The trick, then, is easy. Find the File Descriptor for that file on /proc/[pid]/fd
and look up it's posiiton on /proc/[pid]/fdinfo
. This script (let's call it read-fd-progress.sh) does both:
#!/usr/bin/env bash
# Check that we have at least a PID
if [ -z "$1" ];then
echo "$0 <PID> [<FD>]"
exit 1
fi
set -eu # Bail on any error
# See: http://redsymbol.net/articles/unofficial-bash-strict-mode/
PID=$1 # The PID is taken as the first parameter
FD=${2:-} # Take FD if we have second parameter, else consider it empty
if [ -z "$FD" ];then
# Show the user the available file descriptors
echo "Select a file descriptor:"
for i in /proc/$PID/fd/*;do
printf " %s: " $(basename $i)
readlink $i
done
read -p "FD: " FD
fi
FSIZE=$(stat -L /proc/$PID/fd/$FD --printf=%s) # Read full file size
while [ 1 ];do
# Stop if the process has finished reading the file
if [ ! -f /proc/$PID/fdinfo/$FD ];then
break
fi
# Read position on file
x=$(cat "/proc/$PID/fdinfo/$FD"|grep pos: |cut -d: -f2|tr -d '\t ')
# Convert that position into a % of the file size.
#
# This is not the interesting part, as it's just some hack to
# have fixed-point like numbers in the shell. But the trick
# is to have a per-10-thousands, and when printing split it
# in the integer per-100 and the decimal per-100.

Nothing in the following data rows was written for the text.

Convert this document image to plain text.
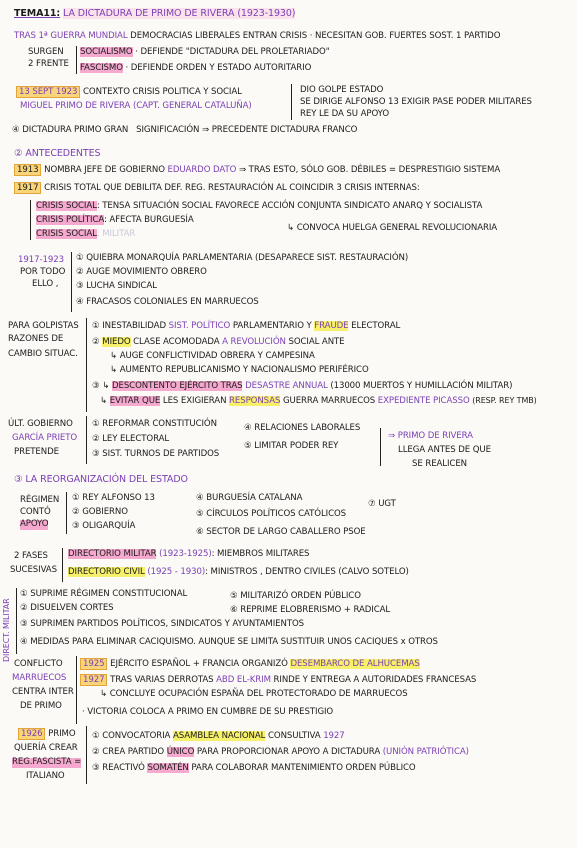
TEMA11: LA DICTADURA DE PRIMO DE RIVERA (1923-1930)
TRAS 1ª GUERRA MUNDIAL DEMOCRACIAS LIBERALES ENTRAN CRISIS · NECESITAN GOB. FUERTES SOST. 1 PARTIDO
SURGEN
2 FRENTE
SOCIALISMO · DEFIENDE "DICTADURA DEL PROLETARIADO"
FASCISMO · DEFIENDE ORDEN Y ESTADO AUTORITARIO
13 SEPT 1923 CONTEXTO CRISIS POLITICA Y SOCIAL
MIGUEL PRIMO DE RIVERA (CAPT. GENERAL CATALUÑA)
DIO GOLPE ESTADO
SE DIRIGE ALFONSO 13 EXIGIR PASE PODER MILITARES
REY LE DA SU APOYO
④ DICTADURA PRIMO GRAN SIGNIFICACIÓN ⇒ PRECEDENTE DICTADURA FRANCO
② ANTECEDENTES
1913 NOMBRA JEFE DE GOBIERNO EDUARDO DATO ⇒ TRAS ESTO, SÓLO GOB. DÉBILES = DESPRESTIGIO SISTEMA
1917 CRISIS TOTAL QUE DEBILITA DEF. REG. RESTAURACIÓN AL COINCIDIR 3 CRISIS INTERNAS:
CRISIS SOCIAL: TENSA SITUACIÓN SOCIAL FAVORECE ACCIÓN CONJUNTA SINDICATO ANARQ Y SOCIALISTA
CRISIS POLÍTICA: AFECTA BURGUESÍA
CRISIS SOCIAL: MILITAR
↳ CONVOCA HUELGA GENERAL REVOLUCIONARIA
1917-1923
POR TODO
ELLO ,
① QUIEBRA MONARQUÍA PARLAMENTARIA (DESAPARECE SIST. RESTAURACIÓN)
② AUGE MOVIMIENTO OBRERO
③ LUCHA SINDICAL
④ FRACASOS COLONIALES EN MARRUECOS
PARA GOLPISTAS
RAZONES DE
CAMBIO SITUAC.
① INESTABILIDAD SIST. POLÍTICO PARLAMENTARIO Y FRAUDE ELECTORAL
② MIEDO CLASE ACOMODADA A REVOLUCIÓN SOCIAL ANTE
↳ AUGE CONFLICTIVIDAD OBRERA Y CAMPESINA
↳ AUMENTO REPUBLICANISMO Y NACIONALISMO PERIFÉRICO
③ ↳ DESCONTENTO EJÉRCITO TRAS DESASTRE ANNUAL (13000 MUERTOS Y HUMILLACIÓN MILITAR)
↳ EVITAR QUE LES EXIGIERAN RESPONSAS GUERRA MARRUECOS EXPEDIENTE PICASSO (RESP. REY TMB)
ÚLT. GOBIERNO
GARCÍA PRIETO
PRETENDE
① REFORMAR CONSTITUCIÓN
② LEY ELECTORAL
③ SIST. TURNOS DE PARTIDOS
④ RELACIONES LABORALES
⑤ LIMITAR PODER REY
⇒ PRIMO DE RIVERA
LLEGA ANTES DE QUE
SE REALICEN
③ LA REORGANIZACIÓN DEL ESTADO
RÉGIMEN
CONTÓ
APOYO
① REY ALFONSO 13
② GOBIERNO
③ OLIGARQUÍA
④ BURGUESÍA CATALANA
⑤ CÍRCULOS POLÍTICOS CATÓLICOS
⑥ SECTOR DE LARGO CABALLERO PSOE
⑦ UGT
2 FASES
SUCESIVAS
DIRECTORIO MILITAR (1923-1925): MIEMBROS MILITARES
DIRECTORIO CIVIL (1925 - 1930): MINISTROS , DENTRO CIVILES (CALVO SOTELO)
DIRECT. MILITAR
① SUPRIME RÉGIMEN CONSTITUCIONAL
② DISUELVEN CORTES
③ SUPRIMEN PARTIDOS POLÍTICOS, SINDICATOS Y AYUNTAMIENTOS
④ MEDIDAS PARA ELIMINAR CACIQUISMO. AUNQUE SE LIMITA SUSTITUIR UNOS CACIQUES x OTROS
⑤ MILITARIZÓ ORDEN PÚBLICO
⑥ REPRIME ELOBRERISMO + RADICAL
CONFLICTO
MARRUECOS
CENTRA INTER
DE PRIMO
1925 EJÉRCITO ESPAÑOL + FRANCIA ORGANIZÓ DESEMBARCO DE ALHUCEMAS
1927 TRAS VARIAS DERROTAS ABD EL-KRIM RINDE Y ENTREGA A AUTORIDADES FRANCESAS
↳ CONCLUYE OCUPACIÓN ESPAÑA DEL PROTECTORADO DE MARRUECOS
· VICTORIA COLOCA A PRIMO EN CUMBRE DE SU PRESTIGIO
1926 PRIMO
QUERÍA CREAR
REG.FASCISTA =
ITALIANO
① CONVOCATORIA ASAMBLEA NACIONAL CONSULTIVA 1927
② CREA PARTIDO ÚNICO PARA PROPORCIONAR APOYO A DICTADURA (UNIÓN PATRIÓTICA)
③ REACTIVÓ SOMATÉN PARA COLABORAR MANTENIMIENTO ORDEN PÚBLICO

# ... does that make sense?
PER10000=$(( $x * 10000 / $FSIZE ))
if [ $PER10000 -le 100 ];then
# Less than 1%
printf " 0.%02i%%\n" $(( $PER10000 ));
else
# More than 1%
printf "%3i.%02i%%\n" $(( $PER10000 / 100 )) $(( $PER10000 % 100 ));
fi
# Wait for the next loop
sleep 1
done
Now, if we call python3 read-slowly.py
on a terminal, and bash read-fd-progress.sh
on other, we can find out the progress of the reading process:
~ - > bash read-fd-progress.sh `pgrep -f read-slowly`
Select a file descriptor:
0: /dev/pts/4
1: /dev/pts/4
2: /dev/pts/4
3: /home/kenkeiras/TEST_FILE
325: /dev/urandom
FD: 3
2.00%
4.00%
4.00%
4.00%
4.00%
6.00%
...
As a final note: you might notice that while python reads 0.5% of the file each second, bash is only "batch" movements of 2% every 4 seconds. I suspect this is due to some internal caching in python that is appreciable is the small file sizes of this test.
Hope you learned something!